Operational news of the MetaCentrum & CERIT-SC infrastructures

Operational news of the MetaCentrum & CERIT-SC infrastructures

Let us inform you about the following operational news of the MetaCentrum & CERIT-SC infrastructures:

  1. New GPU server grimbold with 2x nVidia Tesla P100 a glados1 extension with 1x nVidia TITAN V
  2. OS Debian9 upgrade progress
  3. New Amber modules available


1) New GPU server grimbold with 2x nVidia Tesla P100 a glados1 extension with nVidia TITAN V

  • MetaCentrum was extended with a new GPU server grimbold.ics.muni.cz (location Brno, owner CESNET), 32 CPU with the following specification:
    • CPU: 2x 16-core Intel Xeon Gold 6130 (2.10GHz)
    •  RAM: 196 GB
    •  Disk: 2x 4TB 7k2 SATA III
    •  GPU: 2x nVidia Tesla P100 12GB
    •  OS debian9

The cluster can be accessed via the conventional job submission through PBS Pro batch system in gpu and default short queues. Only short jobs are supporting from the beginning.

  •  A new nVidia GV100 TITAN V GPU card was recently added to the glados1.cerit-sc server.
    Due to compatibility problems with some SW, this card is available in a special gpu_titan queue on the wagap-pro PBS server.   

All GPUs servers are already running on Debian9, in case of compatibility issues with Debian9, try adding debian8-compat module.
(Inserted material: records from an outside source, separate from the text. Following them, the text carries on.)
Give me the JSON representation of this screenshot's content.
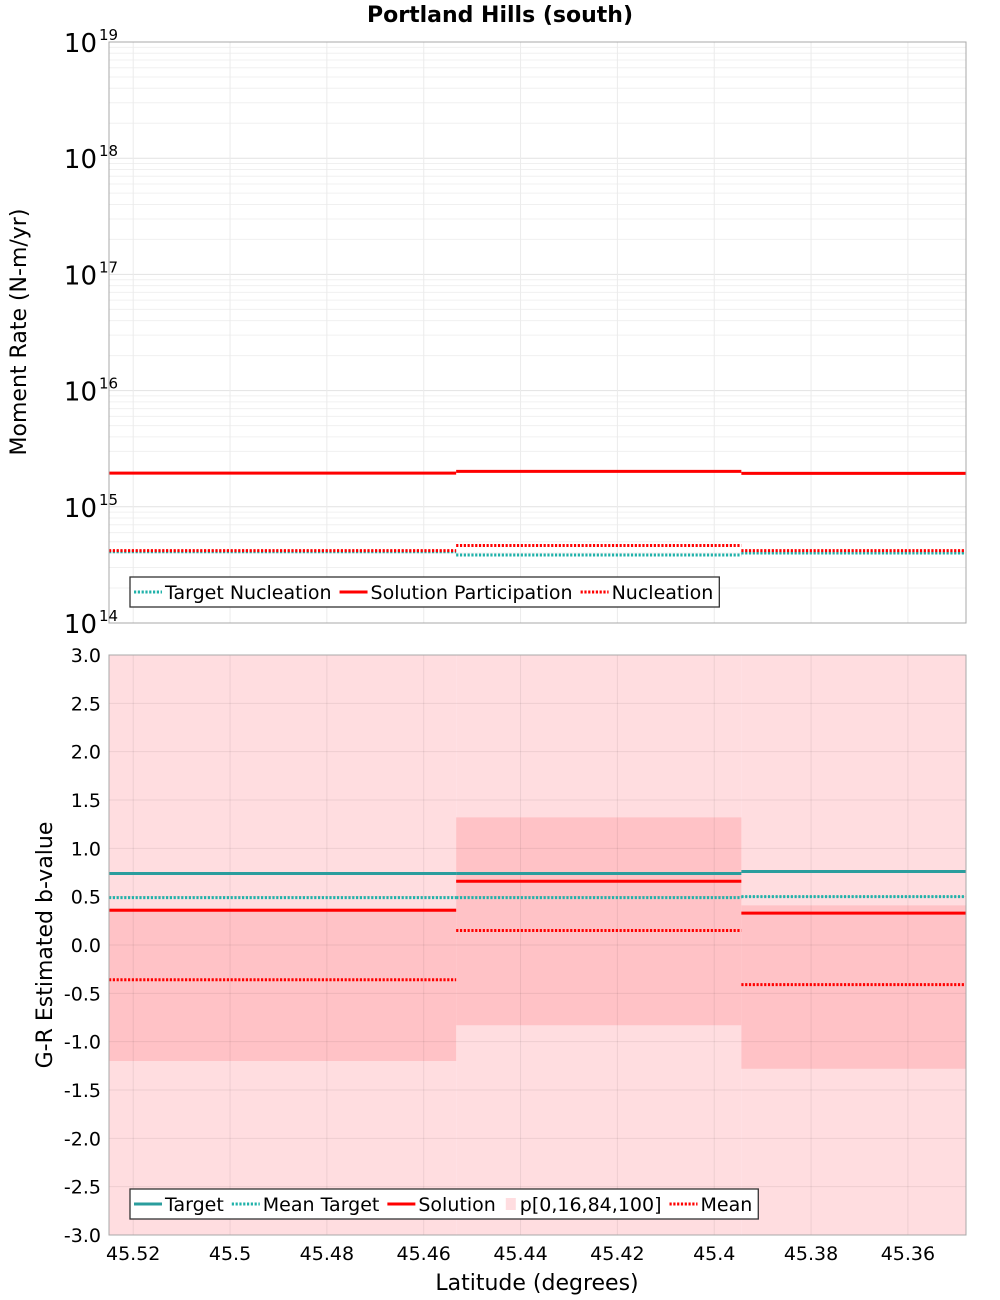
{
  "chart_data": [
    {
      "type": "line",
      "title": "Portland Hills (south)",
      "ylabel": "Moment Rate (N-m/yr)",
      "xlabel": "",
      "yscale": "log",
      "ylim": [
        100000000000000.0,
        1e+19
      ],
      "xlim": [
        45.525,
        45.348
      ],
      "y_tick_base": "10",
      "y_tick_exponents": [
        "14",
        "15",
        "16",
        "17",
        "18",
        "19"
      ],
      "bin_edges": [
        45.525,
        45.4533,
        45.3944,
        45.348
      ],
      "series": [
        {
          "name": "Target Nucleation",
          "style": "dotted",
          "color": "#20b2aa",
          "values": [
            410000000000000.0,
            385000000000000.0,
            400000000000000.0
          ]
        },
        {
          "name": "Solution Participation",
          "style": "solid",
          "color": "#ff0000",
          "values": [
            1950000000000000.0,
            2020000000000000.0,
            1940000000000000.0
          ]
        },
        {
          "name": "Nucleation",
          "style": "dotted",
          "color": "#ff0000",
          "values": [
            420000000000000.0,
            465000000000000.0,
            420000000000000.0
          ]
        }
      ],
      "legend": [
        "Target Nucleation",
        "Solution Participation",
        "Nucleation"
      ],
      "legend_position": "bottom-left",
      "grid": true
    },
    {
      "type": "line",
      "title": "",
      "ylabel": "G-R Estimated b-value",
      "xlabel": "Latitude (degrees)",
      "ylim": [
        -3.0,
        3.0
      ],
      "xlim": [
        45.525,
        45.348
      ],
      "y_ticks": [
        "3.0",
        "2.5",
        "2.0",
        "1.5",
        "1.0",
        "0.5",
        "0.0",
        "-0.5",
        "-1.0",
        "-1.5",
        "-2.0",
        "-2.5",
        "-3.0"
      ],
      "x_ticks": [
        "45.52",
        "45.5",
        "45.48",
        "45.46",
        "45.44",
        "45.42",
        "45.4",
        "45.38",
        "45.36"
      ],
      "bin_edges": [
        45.525,
        45.4533,
        45.3944,
        45.348
      ],
      "bands": [
        {
          "name": "p[0,100]",
          "low": [
            -3.0,
            -3.0,
            -3.0
          ],
          "high": [
            3.0,
            3.0,
            3.0
          ],
          "color": "#ffdde0"
        },
        {
          "name": "p[16,84]",
          "low": [
            -1.2,
            -0.83,
            -1.28
          ],
          "high": [
            0.38,
            1.32,
            0.41
          ],
          "color": "#ffc2c6"
        }
      ],
      "series": [
        {
          "name": "Target",
          "style": "solid",
          "color": "#2a9d9d",
          "values": [
            0.74,
            0.74,
            0.76
          ]
        },
        {
          "name": "Mean Target",
          "style": "dotted",
          "color": "#20b2aa",
          "values": [
            0.49,
            0.49,
            0.5
          ]
        },
        {
          "name": "Solution",
          "style": "solid",
          "color": "#ff0000",
          "values": [
            0.36,
            0.66,
            0.33
          ]
        },
        {
          "name": "Mean",
          "style": "dotted",
          "color": "#ff0000",
          "values": [
            -0.36,
            0.15,
            -0.41
          ]
        }
      ],
      "legend": [
        "Target",
        "Mean Target",
        "Solution",
        "p[0,16,84,100]",
        "Mean"
      ],
      "legend_position": "bottom-left",
      "grid": true
    }
  ]
}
If you encounter a GPU card compatibility issue, you can limit the selection of machines with a certain generation of cards using the gpu_cap=[cuda20,cuda35,cuda61,cuda70] parameter.

Currently, the following GPUs queues are available:
  • gpu (arien-pro + wagap-pro, with job sharing among both queues)
  • gpu_long (only arien-pro)
  • gpu_titan (arien-pro + wagap-pro)

  

2) OS Debian9 upgrade progress

The upgrade of Debian8 machines on Debian9 will be completed in both planning systems very soon (with the exception of old machines running Debian8 OS at CERIT-SC -- already after the warranty --  which will be decommissioned probably in the autumn).
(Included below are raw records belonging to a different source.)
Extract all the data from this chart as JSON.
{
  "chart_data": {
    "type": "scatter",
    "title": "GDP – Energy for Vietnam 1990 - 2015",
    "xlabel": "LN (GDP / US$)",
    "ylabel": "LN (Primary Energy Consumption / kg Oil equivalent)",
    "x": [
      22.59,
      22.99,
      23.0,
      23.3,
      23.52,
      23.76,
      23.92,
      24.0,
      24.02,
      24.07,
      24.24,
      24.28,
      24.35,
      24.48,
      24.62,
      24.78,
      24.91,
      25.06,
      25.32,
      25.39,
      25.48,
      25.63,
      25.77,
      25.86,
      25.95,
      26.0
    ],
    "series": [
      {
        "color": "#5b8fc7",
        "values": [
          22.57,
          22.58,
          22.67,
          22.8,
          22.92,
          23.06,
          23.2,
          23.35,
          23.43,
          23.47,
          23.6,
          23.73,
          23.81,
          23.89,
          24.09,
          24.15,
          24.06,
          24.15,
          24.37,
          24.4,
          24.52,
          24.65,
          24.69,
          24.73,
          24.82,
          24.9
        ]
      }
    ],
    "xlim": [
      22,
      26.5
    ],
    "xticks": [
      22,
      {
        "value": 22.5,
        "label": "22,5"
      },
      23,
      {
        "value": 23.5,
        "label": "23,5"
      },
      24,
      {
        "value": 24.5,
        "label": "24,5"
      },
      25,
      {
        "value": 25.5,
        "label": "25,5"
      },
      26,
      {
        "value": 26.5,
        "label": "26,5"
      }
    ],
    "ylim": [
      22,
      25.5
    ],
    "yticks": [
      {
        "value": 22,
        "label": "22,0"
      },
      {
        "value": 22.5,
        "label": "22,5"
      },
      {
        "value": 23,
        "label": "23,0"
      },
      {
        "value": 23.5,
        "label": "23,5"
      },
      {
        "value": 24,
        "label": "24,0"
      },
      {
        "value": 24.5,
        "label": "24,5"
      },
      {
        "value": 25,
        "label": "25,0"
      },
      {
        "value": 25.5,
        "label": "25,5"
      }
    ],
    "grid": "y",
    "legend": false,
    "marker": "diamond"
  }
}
Compatibility issues with some Debian9 applications are continually resolved by recompiling new SW modules. If you encounter a problem with your application, try adding the debian8-compat module to the beginning of the submission script.
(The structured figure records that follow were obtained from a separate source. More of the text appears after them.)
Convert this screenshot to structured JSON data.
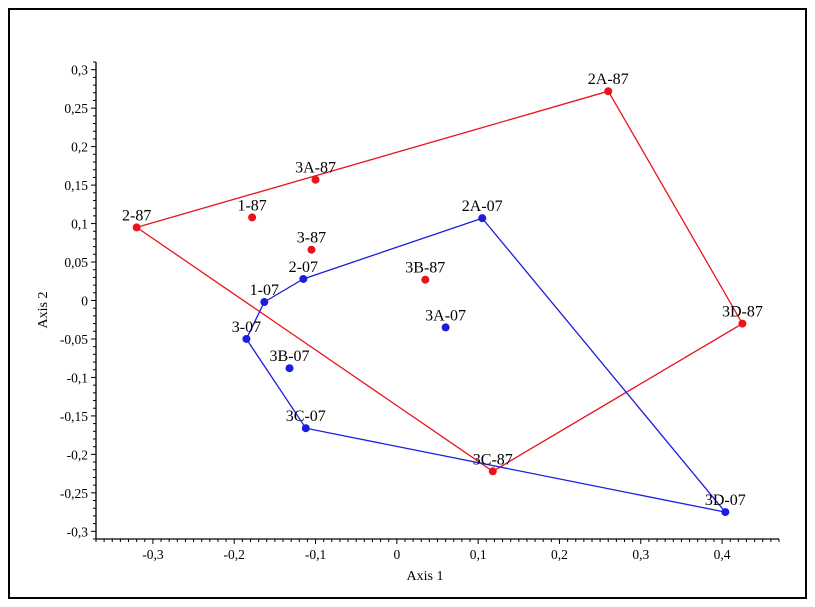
{
  "chart_data": {
    "type": "scatter",
    "xlabel": "Axis 1",
    "ylabel": "Axis 2",
    "xlim": [
      -0.37,
      0.47
    ],
    "ylim": [
      -0.31,
      0.31
    ],
    "x_ticks": [
      -0.3,
      -0.2,
      -0.1,
      0,
      0.1,
      0.2,
      0.3,
      0.4
    ],
    "x_tick_labels": [
      "-0,3",
      "-0,2",
      "-0,1",
      "0",
      "0,1",
      "0,2",
      "0,3",
      "0,4"
    ],
    "y_ticks": [
      0.3,
      0.25,
      0.2,
      0.15,
      0.1,
      0.05,
      0,
      -0.05,
      -0.1,
      -0.15,
      -0.2,
      -0.25,
      -0.3
    ],
    "y_tick_labels": [
      "0,3",
      "0,25",
      "0,2",
      "0,15",
      "0,1",
      "0,05",
      "0",
      "-0,05",
      "-0,1",
      "-0,15",
      "-0,2",
      "-0,25",
      "-0,3"
    ],
    "grid": false,
    "legend": "none",
    "series": [
      {
        "color": "#e8141b",
        "points": [
          {
            "label": "2A-87",
            "x": 0.26,
            "y": 0.272
          },
          {
            "label": "3A-87",
            "x": -0.1,
            "y": 0.157
          },
          {
            "label": "1-87",
            "x": -0.178,
            "y": 0.108
          },
          {
            "label": "2-87",
            "x": -0.32,
            "y": 0.095
          },
          {
            "label": "3-87",
            "x": -0.105,
            "y": 0.066
          },
          {
            "label": "3B-87",
            "x": 0.035,
            "y": 0.027
          },
          {
            "label": "3D-87",
            "x": 0.425,
            "y": -0.03
          },
          {
            "label": "3C-87",
            "x": 0.118,
            "y": -0.222
          }
        ],
        "hull": [
          "2-87",
          "2A-87",
          "3D-87",
          "3C-87"
        ]
      },
      {
        "color": "#1c1ce0",
        "points": [
          {
            "label": "2A-07",
            "x": 0.105,
            "y": 0.107
          },
          {
            "label": "2-07",
            "x": -0.115,
            "y": 0.028
          },
          {
            "label": "1-07",
            "x": -0.163,
            "y": -0.002
          },
          {
            "label": "3A-07",
            "x": 0.06,
            "y": -0.035
          },
          {
            "label": "3-07",
            "x": -0.185,
            "y": -0.05
          },
          {
            "label": "3B-07",
            "x": -0.132,
            "y": -0.088
          },
          {
            "label": "3C-07",
            "x": -0.112,
            "y": -0.166
          },
          {
            "label": "3D-07",
            "x": 0.404,
            "y": -0.275
          }
        ],
        "hull": [
          "1-07",
          "2-07",
          "2A-07",
          "3D-07",
          "3C-07",
          "3-07"
        ]
      }
    ]
  }
}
If you experience any problem with libraries or applications compatibility, please, report it to meta@cesnet.cz.

Machines with other OSs (centos7) will continue to be available through special queues: urga, ungu (uv@wagap-pro queue) and phi (phi@ agap-pro queue)

List of nodes with OS Debian9/Debian8/Centos7 are available in the PBSMon application:

https://metavo.metacentrum.cz/pbsmon2/props?property=os%3Ddebian9
https://metavo.metacentrum.cz/pbsmon2/props?property=os%3Ddebian8
https://metavo.metacentrum.cz/pbsmon2/props?property=os%3Dcentos7

  

3) New Amber modules available

The new amber-14-gpu8 and amber-16-gpu modules are available for all versions of binaries, not only for GPUs (parallel versions and GPU versions are standard by .MPI or .cuda and .cuda.MPI), and are compiled for os=debian9.


All GPUs servers are already running under Debian9, but if the GPU is not explicitly required during the job submission, os=debian9 parametr is required until any Debian8 machine is running.

We recommend using these new modules (are better optimized for running on Debian9 and GPU or MPI jobs than the older amber modules).

 

 


Ivana Křenková, Fri Aug 10 15:35:00 CEST 2018